У моста через овраг уже квохтали деды и неистово курили натощак перед работой. Вместе с саперами они укрепляли настил и ставили новые опоры. Машину бросило на объезде, загремело железо в кузове.

— Здорово, дед Карпо! — не мог проехать молча Шляхов, игриво крякнул.

— Здорово! — отозвался один из дедов. Солдатский ватник трещал под напором нестарческой спины и плечей. Кудлатая окладистая борода, как прорубь в морозный день, курилась дымом.

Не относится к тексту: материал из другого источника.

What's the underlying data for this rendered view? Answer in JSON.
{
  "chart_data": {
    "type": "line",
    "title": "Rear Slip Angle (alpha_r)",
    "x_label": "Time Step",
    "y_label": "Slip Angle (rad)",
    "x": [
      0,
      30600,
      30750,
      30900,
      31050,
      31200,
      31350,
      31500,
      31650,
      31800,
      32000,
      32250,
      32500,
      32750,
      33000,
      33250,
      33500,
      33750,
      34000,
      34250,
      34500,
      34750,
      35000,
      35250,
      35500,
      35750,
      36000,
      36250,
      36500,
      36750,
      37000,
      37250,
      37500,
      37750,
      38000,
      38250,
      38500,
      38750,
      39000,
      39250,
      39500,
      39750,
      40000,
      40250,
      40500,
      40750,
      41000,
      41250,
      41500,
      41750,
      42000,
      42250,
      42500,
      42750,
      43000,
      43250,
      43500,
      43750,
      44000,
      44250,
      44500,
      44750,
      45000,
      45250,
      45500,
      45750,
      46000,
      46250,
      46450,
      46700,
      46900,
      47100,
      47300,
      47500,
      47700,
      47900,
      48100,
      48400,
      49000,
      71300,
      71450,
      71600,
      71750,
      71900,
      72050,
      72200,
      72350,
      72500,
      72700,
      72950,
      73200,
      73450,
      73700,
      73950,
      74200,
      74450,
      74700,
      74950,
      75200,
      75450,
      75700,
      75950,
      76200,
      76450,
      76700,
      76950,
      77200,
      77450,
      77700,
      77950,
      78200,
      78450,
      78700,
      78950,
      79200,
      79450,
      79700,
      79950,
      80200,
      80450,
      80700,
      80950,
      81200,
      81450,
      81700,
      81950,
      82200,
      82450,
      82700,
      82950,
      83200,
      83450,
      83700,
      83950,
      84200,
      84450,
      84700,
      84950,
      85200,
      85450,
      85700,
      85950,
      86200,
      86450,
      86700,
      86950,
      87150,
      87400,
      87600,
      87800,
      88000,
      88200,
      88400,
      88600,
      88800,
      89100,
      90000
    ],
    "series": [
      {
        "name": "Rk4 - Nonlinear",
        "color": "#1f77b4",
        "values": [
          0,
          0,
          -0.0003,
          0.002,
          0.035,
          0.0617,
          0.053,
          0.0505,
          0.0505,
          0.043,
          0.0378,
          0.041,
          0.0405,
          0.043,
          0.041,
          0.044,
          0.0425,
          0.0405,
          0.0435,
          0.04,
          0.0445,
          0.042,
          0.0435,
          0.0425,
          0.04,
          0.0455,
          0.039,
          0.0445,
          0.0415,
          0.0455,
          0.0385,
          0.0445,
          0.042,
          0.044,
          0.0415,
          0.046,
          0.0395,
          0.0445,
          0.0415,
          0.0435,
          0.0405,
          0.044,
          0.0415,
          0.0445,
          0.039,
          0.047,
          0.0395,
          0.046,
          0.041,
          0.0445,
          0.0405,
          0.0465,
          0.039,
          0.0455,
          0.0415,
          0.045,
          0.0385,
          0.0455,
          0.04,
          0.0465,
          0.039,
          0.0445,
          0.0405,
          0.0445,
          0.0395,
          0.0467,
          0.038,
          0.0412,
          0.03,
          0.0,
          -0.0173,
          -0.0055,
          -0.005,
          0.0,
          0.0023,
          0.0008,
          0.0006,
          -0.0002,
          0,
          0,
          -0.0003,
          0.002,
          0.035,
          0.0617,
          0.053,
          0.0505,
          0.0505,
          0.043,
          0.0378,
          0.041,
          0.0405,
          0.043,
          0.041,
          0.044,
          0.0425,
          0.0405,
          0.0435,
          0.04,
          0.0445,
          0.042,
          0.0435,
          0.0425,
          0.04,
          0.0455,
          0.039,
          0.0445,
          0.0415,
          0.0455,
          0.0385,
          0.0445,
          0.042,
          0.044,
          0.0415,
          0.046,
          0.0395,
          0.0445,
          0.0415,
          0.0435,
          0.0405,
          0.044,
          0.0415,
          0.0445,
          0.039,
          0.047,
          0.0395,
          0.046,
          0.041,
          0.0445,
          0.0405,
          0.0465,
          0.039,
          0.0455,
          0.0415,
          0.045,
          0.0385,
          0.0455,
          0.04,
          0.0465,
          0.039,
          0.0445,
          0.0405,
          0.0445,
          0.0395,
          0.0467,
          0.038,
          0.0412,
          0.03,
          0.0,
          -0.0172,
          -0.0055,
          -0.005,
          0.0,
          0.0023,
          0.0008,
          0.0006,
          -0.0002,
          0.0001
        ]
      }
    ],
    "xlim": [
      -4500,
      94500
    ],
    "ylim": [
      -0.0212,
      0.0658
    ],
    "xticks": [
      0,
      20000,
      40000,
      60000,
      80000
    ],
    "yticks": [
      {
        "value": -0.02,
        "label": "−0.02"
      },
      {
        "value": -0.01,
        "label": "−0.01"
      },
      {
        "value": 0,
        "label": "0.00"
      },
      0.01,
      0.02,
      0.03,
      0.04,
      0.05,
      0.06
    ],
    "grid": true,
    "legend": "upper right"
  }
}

Километра за три до Ивняков, куда они ехали, Шляхов заметно заволновался. Ощипал, оправил одежду на себе, смуглые широкие скулы одел вишневый румянец.

— Ждет, Иван. Стоит.

На истлевшей колоде у поваленного плетня крайней избы стояла девчушка лет четырех. Босые ноги в цыпках обрызганы молозивом росы, в руках букетик бледненьких лесных фиалок.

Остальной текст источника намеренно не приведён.